Месяцы шли быстро. Нам по-прежнему не хватало рабочих рук; казалось порой, что все, кто не болен малярией, страдает дизентерией или «палатачи» очень неприятной формой лихорадки. Всю зиму киббуц утопал в грязи, по грязи мы тащились в столовую, в амбары и на работу. Лето было не легче: очень длинное и страшно жаркое. С весны до осени нас мучили полчища оводов, песочных мух и москитов. В четыре утра обычно мы уже были на месте работы, потому что с поля надо было возвращаться до того, как поднимется беспощадное солнце. Единственным средством от насекомых был вазелин (когда его можно было достать); им мы обмазывали все незакрытые части тела, к которым оводы и мухи прилипали немедленно; поднятые воротники, длинные юбки и рукава, платки — вот в таком виде мы ходили все лето, несмотря на жару. Я тоже раза два болела, и до сих пор помню, как благодарна я была парню, принесшему мне из соседней деревни кусочек льда и лимон, чтобы я могла приготовить себе лимонад. Может, если бы могли вскипятить себе чашку чая, когда холодно, или приготовить холодное питье, когда нас изнуряла летняя жара, нам было бы физически легче. Но киббуцная дисциплина не разрешала брать что-нибудь одному, не делясь со всеми.
Я понимала и одобряла причины, на которых основывались такие крайности, но Моррис, которому киббуцная жизнь нравилась все меньше и меньше, считал, что такое поведение — абсурд, и что нельзя из-за преданности доктрине делать трудную жизнь еще труднее.
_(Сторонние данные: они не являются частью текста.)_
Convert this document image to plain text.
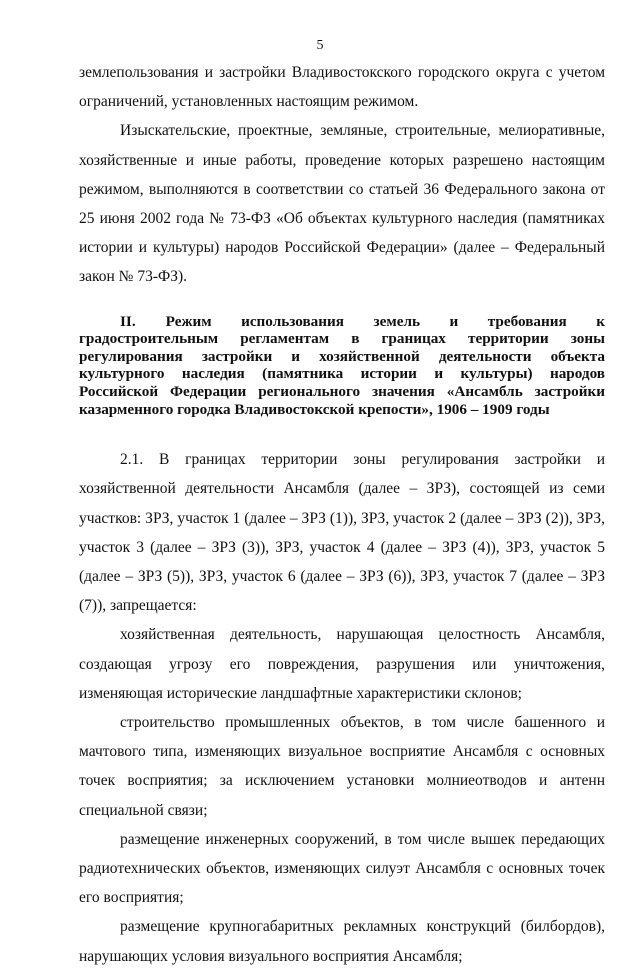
5

землепользования и застройки Владивостокского городского округа с учетом ограничений, установленных настоящим режимом.

Изыскательские, проектные, земляные, строительные, мелиоративные, хозяйственные и иные работы, проведение которых разрешено настоящим режимом, выполняются в соответствии со статьей 36 Федерального закона от 25 июня 2002 года № 73-ФЗ «Об объектах культурного наследия (памятниках истории и культуры) народов Российской Федерации» (далее – Федеральный закон № 73-ФЗ).

II. Режим использования земель и требования к градостроительным регламентам в границах территории зоны регулирования застройки и хозяйственной деятельности объекта культурного наследия (памятника истории и культуры) народов Российской Федерации регионального значения «Ансамбль застройки казарменного городка Владивостокской крепости», 1906 – 1909 годы

2.1. В границах территории зоны регулирования застройки и хозяйственной деятельности Ансамбля (далее – ЗРЗ), состоящей из семи участков: ЗРЗ, участок 1 (далее – ЗРЗ (1)), ЗРЗ, участок 2 (далее – ЗРЗ (2)), ЗРЗ, участок 3 (далее – ЗРЗ (3)), ЗРЗ, участок 4 (далее – ЗРЗ (4)), ЗРЗ, участок 5 (далее – ЗРЗ (5)), ЗРЗ, участок 6 (далее – ЗРЗ (6)), ЗРЗ, участок 7 (далее – ЗРЗ (7)), запрещается:

хозяйственная деятельность, нарушающая целостность Ансамбля, создающая угрозу его повреждения, разрушения или уничтожения, изменяющая исторические ландшафтные характеристики склонов;

строительство промышленных объектов, в том числе башенного и мачтового типа, изменяющих визуальное восприятие Ансамбля с основных точек восприятия; за исключением установки молниеотводов и антенн специальной связи;

размещение инженерных сооружений, в том числе вышек передающих радиотехнических объектов, изменяющих силуэт Ансамбля с основных точек его восприятия;

размещение крупногабаритных рекламных конструкций (билбордов), нарушающих условия визуального восприятия Ансамбля;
Он очень страдал от отсутствия уединения и от того, что называл интеллектуальной ограниченностью нашего образа жизни. В то время никто в Мерхавии не интересовался тем, что интересовало Морриса книгами, музыкой, живописью, никто не стал бы об этом разговаривать. Не то, чтобы киббуцники были необразованны, — напротив. Но их больше интересовало другое. Вопрос — может ли киббуц позволить себе купить «гигантский» инкубатор на 500 яиц, или попытка извлечь идеологический смысл из того, что кто-то сказал на очередном собрании, — занимал их нисколько не меньше, чем книги, музыка и картины. Но все равно, по мнению Морриса, мерхавийцы мыслили очень односторонне — и даже эта «одна сторона» была слишком узка. Еще, по его словам, они были чересчур серьезны и полагали, что чувство юмора в киббуце неуместно.